Het grootste deel van de nationale regels die nu aanvullend zijn op de Europese regelgeving zullen in de AMvB en de ministeriële regeling behouden blijven. Voor veel onderwerpen is er in de AMvB en de ministeriële regeling sprake van één op één omhangen van bestaande regels die op de Gwwd gebaseerd zijn naar de Wet dieren. Van de gelegenheid is wel gebruik gemaakt om een aantal zaken in de nationale regels te actualiseren, te vereenvoudigen of te zorgen dat de nationale regels beter op de DGV aansluiten. Aangezien de aanpassingen in de nationale regels aanvullend op de DGV relatief beperkt zijn, zijn de regeldruk gevolgen van de AMvB en de ministeriële regeling ook beperkt. Een concept van de AMvB is voor advisering aan het Adviescollege toetsing regeldruk (ATR) voorgelegd. ATR heeft gezien de beperkte regeldrukeffecten echter besloten geen formeel advies op de AMvB uit te brengen.

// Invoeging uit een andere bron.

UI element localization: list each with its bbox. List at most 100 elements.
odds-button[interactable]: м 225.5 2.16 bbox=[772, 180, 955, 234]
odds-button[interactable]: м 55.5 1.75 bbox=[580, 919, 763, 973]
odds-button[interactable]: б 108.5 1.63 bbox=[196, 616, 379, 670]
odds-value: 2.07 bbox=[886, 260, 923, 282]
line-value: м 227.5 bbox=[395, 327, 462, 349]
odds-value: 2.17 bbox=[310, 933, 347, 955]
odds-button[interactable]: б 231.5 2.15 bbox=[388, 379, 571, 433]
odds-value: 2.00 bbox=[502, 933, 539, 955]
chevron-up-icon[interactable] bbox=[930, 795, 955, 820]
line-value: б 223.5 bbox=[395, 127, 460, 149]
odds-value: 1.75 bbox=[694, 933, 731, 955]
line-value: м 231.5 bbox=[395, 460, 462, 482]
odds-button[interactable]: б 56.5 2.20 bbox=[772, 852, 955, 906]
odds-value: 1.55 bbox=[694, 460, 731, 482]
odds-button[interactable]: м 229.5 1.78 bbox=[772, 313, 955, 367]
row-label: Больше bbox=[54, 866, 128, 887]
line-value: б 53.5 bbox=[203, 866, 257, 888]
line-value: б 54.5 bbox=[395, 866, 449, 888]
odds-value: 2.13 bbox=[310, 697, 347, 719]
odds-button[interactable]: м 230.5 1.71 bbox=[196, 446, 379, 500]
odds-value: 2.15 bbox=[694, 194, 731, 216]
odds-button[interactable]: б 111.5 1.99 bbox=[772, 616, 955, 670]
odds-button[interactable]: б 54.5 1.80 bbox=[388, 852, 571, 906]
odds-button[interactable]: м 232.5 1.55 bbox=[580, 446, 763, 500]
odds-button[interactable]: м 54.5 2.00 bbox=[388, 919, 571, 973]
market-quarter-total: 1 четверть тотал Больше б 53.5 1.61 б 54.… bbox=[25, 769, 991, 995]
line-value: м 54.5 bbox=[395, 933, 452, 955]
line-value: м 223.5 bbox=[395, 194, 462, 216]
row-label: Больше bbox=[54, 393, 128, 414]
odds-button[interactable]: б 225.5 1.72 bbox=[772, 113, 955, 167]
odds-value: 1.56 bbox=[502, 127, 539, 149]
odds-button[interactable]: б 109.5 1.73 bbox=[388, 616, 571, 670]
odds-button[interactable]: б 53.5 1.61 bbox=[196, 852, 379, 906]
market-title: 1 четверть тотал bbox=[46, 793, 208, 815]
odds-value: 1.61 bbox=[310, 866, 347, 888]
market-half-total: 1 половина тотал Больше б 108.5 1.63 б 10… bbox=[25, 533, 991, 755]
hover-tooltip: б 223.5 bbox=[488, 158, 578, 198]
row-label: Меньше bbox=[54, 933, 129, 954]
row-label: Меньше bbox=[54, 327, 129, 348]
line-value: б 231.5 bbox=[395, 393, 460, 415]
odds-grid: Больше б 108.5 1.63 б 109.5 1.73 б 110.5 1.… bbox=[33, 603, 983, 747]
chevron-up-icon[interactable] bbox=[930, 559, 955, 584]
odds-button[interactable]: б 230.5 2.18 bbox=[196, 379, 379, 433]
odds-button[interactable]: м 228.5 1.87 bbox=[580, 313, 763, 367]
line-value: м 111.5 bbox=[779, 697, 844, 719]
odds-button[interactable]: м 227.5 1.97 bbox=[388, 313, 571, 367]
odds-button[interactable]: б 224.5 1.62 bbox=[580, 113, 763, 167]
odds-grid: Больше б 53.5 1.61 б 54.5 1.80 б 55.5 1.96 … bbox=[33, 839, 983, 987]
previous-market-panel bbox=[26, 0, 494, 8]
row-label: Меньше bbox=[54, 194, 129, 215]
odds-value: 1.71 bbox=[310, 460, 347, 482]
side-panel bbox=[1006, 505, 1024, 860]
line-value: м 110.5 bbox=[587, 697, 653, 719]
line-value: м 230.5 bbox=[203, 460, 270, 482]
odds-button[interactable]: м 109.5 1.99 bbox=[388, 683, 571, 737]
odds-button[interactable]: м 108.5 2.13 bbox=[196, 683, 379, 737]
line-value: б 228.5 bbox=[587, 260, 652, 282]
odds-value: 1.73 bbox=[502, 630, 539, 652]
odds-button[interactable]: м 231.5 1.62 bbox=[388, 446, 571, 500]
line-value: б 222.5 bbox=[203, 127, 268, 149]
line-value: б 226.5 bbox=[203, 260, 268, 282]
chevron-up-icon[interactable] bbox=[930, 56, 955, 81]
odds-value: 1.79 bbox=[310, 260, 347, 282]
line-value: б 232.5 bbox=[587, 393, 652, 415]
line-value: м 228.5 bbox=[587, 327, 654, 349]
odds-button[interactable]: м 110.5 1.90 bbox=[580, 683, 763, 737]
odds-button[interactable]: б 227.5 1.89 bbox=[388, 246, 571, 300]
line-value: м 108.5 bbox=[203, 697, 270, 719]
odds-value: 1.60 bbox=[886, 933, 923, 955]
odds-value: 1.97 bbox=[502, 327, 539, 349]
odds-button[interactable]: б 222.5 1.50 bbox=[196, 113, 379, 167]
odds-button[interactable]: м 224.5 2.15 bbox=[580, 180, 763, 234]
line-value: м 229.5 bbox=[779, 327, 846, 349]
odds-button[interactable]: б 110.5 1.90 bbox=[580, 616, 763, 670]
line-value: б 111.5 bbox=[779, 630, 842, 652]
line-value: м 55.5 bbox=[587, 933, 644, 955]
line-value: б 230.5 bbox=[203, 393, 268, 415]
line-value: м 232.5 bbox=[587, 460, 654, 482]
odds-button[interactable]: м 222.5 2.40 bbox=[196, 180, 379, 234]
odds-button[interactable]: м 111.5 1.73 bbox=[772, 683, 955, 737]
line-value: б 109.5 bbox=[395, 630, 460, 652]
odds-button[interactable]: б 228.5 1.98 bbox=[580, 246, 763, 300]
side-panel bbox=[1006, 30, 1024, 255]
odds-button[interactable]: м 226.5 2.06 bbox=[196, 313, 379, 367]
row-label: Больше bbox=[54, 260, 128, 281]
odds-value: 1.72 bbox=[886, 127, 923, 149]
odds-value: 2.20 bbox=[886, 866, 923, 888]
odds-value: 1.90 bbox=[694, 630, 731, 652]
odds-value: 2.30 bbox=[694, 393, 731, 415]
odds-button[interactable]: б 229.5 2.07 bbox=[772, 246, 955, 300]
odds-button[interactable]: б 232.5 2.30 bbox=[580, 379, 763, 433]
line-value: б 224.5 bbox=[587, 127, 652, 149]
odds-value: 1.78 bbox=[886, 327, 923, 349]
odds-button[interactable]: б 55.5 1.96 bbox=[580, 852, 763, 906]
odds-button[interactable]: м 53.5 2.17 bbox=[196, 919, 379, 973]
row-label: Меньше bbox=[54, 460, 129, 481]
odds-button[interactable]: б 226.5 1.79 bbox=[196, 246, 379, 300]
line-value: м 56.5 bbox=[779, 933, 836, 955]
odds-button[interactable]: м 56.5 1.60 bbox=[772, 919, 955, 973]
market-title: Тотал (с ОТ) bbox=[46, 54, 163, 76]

Tenslotte vraagt uw Kamer naar het interventiebeleid van de NVWA voor de nieuwe diergezondheidsregels. De NVWA zal, zodra alle nieuwe Europese en nationale regelgeving gereed is, het bestaande specifieke interventiebeleid6 gaan aanpassen op basis van deze nieuwe regelgeving. De verwachting is dat in het najaar in concept gereed zal zijn.

Zoals de NVWA ook bij het vernieuwen van het interventiebeleid voor identificatie en registratie van dieren heeft gedaan, zal NVWA het bedrijfsleven en de sectorpartijen informeren over het nieuwe specifieke interventiebeleid.

In de tussentijd kan de NVWA het bestaande specifieke interventiebeleid gebruiken voor nieuwe regelgeving die inhoudelijk gelijk is gebleven aan de huidige regelgeving. Indien het bestaande specifieke interventiebeleid voor bepaalde onderwerpen niet gebruikt kan worden, is het algemene interventiebeleid van toepassing.

De Minister van Landbouw, Natuur en Voedselkwaliteit, C.J. Schouten

Bijlage

Toelichting

Bovenstaande schema is door de Europese Commissie opgesteld om de lidstaten te informeren over de stand van zaken van de ontwikkeling van gedelegeerde- en uitvoeringsverordeningen die op de Diergezondheidsverordening gebaseerd zijn en worden. De rechthoekige blokken staan voor uitvoeringsverordeningen en de ovale vlakken staan voor gedelegeerde verordeningen. De groene delen zijn gereed en vastgesteld, de gele delen zijn nog in ontwikkeling. De verschillende delen zijn verdeeld in de vijf onderdelen van de Diergezondheidsverordening.